どこに行っても臭いは濃くなるばかりで、疲れ果てた少女は近くの屋敷に忍び込んで息を潜めていたのだった。

少女は頭をひねった。
そこから先を覚えて居ないのだ。
少女が隠れた場所は、屋敷の庭の鉢植えの影だった。
鉢植えからは大きな葉の草が生えていたから、小さな体を隠すのにはもってこいだったのだ。

しかしどうだろう、辺りには屋敷など見当たらない。
そこにあるのは瓦礫の山と、焼け焦げた人々の死体であった。
大きな葉から垂れ下がるように咲いているこの白い花にも覚えが無い。

「綺麗に咲いたわね」

突然聞こえた声に振り返ると、背の高い女が立っていた。

「あの子と見たかったわ。
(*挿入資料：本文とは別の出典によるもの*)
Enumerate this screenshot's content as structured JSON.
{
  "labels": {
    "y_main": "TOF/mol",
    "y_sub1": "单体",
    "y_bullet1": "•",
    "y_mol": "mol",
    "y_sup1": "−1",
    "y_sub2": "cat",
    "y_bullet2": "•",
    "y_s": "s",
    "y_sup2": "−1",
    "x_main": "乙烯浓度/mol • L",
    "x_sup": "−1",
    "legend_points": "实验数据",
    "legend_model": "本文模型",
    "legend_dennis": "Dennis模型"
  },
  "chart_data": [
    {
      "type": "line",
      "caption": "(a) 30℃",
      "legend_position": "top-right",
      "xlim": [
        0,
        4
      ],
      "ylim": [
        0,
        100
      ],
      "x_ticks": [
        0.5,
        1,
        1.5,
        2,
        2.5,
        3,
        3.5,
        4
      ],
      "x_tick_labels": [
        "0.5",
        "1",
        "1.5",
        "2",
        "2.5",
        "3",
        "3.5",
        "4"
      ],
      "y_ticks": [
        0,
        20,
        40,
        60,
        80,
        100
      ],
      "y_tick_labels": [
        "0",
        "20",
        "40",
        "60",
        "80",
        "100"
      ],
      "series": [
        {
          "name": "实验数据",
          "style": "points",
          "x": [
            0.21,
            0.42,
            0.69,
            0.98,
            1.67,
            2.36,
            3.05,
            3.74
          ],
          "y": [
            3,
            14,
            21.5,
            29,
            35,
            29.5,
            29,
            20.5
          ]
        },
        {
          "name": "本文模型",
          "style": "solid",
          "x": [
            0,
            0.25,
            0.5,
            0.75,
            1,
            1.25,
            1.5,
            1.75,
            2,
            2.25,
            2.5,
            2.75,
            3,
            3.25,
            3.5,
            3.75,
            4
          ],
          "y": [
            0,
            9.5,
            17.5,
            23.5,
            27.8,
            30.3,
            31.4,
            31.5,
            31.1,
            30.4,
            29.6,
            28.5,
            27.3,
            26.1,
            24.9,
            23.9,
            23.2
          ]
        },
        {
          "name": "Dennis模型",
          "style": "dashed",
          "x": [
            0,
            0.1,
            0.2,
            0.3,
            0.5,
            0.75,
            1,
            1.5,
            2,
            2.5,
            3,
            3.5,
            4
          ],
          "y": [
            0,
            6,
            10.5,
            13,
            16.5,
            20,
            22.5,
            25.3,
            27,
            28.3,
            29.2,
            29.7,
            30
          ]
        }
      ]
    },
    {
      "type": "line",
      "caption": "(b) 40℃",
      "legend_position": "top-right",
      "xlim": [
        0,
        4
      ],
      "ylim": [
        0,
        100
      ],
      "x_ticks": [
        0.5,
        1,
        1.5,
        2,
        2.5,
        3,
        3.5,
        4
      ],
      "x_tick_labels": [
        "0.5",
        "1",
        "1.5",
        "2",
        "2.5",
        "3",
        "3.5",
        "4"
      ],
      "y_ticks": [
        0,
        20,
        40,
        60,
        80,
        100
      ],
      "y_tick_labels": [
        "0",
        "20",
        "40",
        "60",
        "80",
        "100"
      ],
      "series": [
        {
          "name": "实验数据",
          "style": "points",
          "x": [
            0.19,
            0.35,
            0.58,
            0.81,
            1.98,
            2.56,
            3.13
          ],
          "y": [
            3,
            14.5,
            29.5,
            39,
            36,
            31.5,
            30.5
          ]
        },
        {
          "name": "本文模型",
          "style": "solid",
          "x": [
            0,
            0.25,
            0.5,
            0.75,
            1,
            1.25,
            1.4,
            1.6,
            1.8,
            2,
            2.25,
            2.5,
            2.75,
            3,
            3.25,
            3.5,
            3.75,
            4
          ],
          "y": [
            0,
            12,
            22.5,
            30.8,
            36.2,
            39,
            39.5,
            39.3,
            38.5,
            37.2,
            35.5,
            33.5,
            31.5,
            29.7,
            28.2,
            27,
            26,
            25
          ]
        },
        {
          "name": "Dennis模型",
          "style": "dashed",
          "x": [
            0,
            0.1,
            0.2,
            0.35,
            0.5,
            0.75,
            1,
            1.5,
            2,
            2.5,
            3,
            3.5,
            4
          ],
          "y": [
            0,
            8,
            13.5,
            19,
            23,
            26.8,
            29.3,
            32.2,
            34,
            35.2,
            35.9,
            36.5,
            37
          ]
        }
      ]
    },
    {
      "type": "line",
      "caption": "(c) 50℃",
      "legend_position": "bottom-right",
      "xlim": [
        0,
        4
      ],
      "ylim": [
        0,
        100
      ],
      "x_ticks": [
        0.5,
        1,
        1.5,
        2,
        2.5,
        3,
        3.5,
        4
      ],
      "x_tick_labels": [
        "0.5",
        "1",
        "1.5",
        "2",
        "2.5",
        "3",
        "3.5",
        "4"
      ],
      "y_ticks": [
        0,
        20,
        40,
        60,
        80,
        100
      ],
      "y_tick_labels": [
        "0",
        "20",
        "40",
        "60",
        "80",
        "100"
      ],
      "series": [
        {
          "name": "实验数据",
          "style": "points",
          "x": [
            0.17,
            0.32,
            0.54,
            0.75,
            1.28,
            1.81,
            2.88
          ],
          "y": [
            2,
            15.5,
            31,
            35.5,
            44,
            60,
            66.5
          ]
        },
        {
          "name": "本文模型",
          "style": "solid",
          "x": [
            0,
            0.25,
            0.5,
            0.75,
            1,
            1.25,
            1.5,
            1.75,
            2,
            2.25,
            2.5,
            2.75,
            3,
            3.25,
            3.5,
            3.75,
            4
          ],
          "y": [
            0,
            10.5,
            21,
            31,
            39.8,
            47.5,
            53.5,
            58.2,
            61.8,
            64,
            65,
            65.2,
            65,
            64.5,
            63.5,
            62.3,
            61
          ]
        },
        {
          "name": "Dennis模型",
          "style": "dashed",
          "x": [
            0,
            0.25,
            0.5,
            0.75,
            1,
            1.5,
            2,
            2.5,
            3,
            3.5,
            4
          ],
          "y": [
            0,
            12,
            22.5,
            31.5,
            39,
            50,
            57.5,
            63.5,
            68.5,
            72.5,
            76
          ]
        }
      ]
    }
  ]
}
残念ね」

女は少女には見向きもせずに、白い花を大切そうに撫でている。
薄闇の中ではその顔もよく見えない。

「お屋敷も燃えてしまった。これだけ守れても仕方が無いのに」

女は左手にナイフのようなものを持っていた。
それを右手に持ち替えると、白い花に向かって振り下ろした。

『やめて』

少女が思わず声を上げると、女はぴくりと動きを止めた。
女は声の主を探すように辺りを見回しているが、少女には気付いていないようだ。

『お花、かわいそうだよ』

女はまた動きを止めて、それから静かに手をおろした。
少女は数歩女に歩み寄ったが、女は相変わらず虚空を見つめている。

「シルキィ?シルキィなの?どこにいるの?」

『あなたも子供を探しているの?わたしもママを探しているのよ』

女は耳をすませているようだったが、少女の声は届いていないようだった。
女は突然膝が抜けたように崩れ落ちた。
瓦礫だらけの地面に拳を叩き付けながら、声を上げて泣いている。
少女はしゃがんで女の顔を覗き込んだ。
煤けた灰が顔に付いているせいで、涙は真っ黒であった。

『わたし、あなたの子供になってあげる。だから泣かないで』

少女が女の涙を手で拭おうとした瞬間、辺りは真っ赤な光に包まれた。




「おいおい、女一人にそこまでしなくたって良いじゃねえかよ」

男がもう一人の男に声をかける。

「今朝の炎で生き残るような女だぜ、ましてやここはエンドランドだ。わかるだろう」

「なるほど、魔女だってことかぁ。お前は頭がいいなぁ」

男は薄く笑いながら、焦げた死体を足で小突いている。
もう一人もニヤニヤと下卑た笑いを浮かべていた。

「まあ、これでようやく皆殺しってとこだろうよ。帰って酒でも飲もうやぁ。」


ケラケラと笑う二人を、少女は少し離れたところから眺めていた。
つい先程まで目の前に居た女は、男達の放った炎で真っ黒に焼け焦げてしまった。
近くで同じ炎を受けたはずの少女はなぜか無傷だったのだ。

『ママ』

少女は泣いた。
瓦礫の山の上で、ボロボロと黒い涙を流した。


少女と共に残った白い花だけが、月下の元でキラキラと光っていた。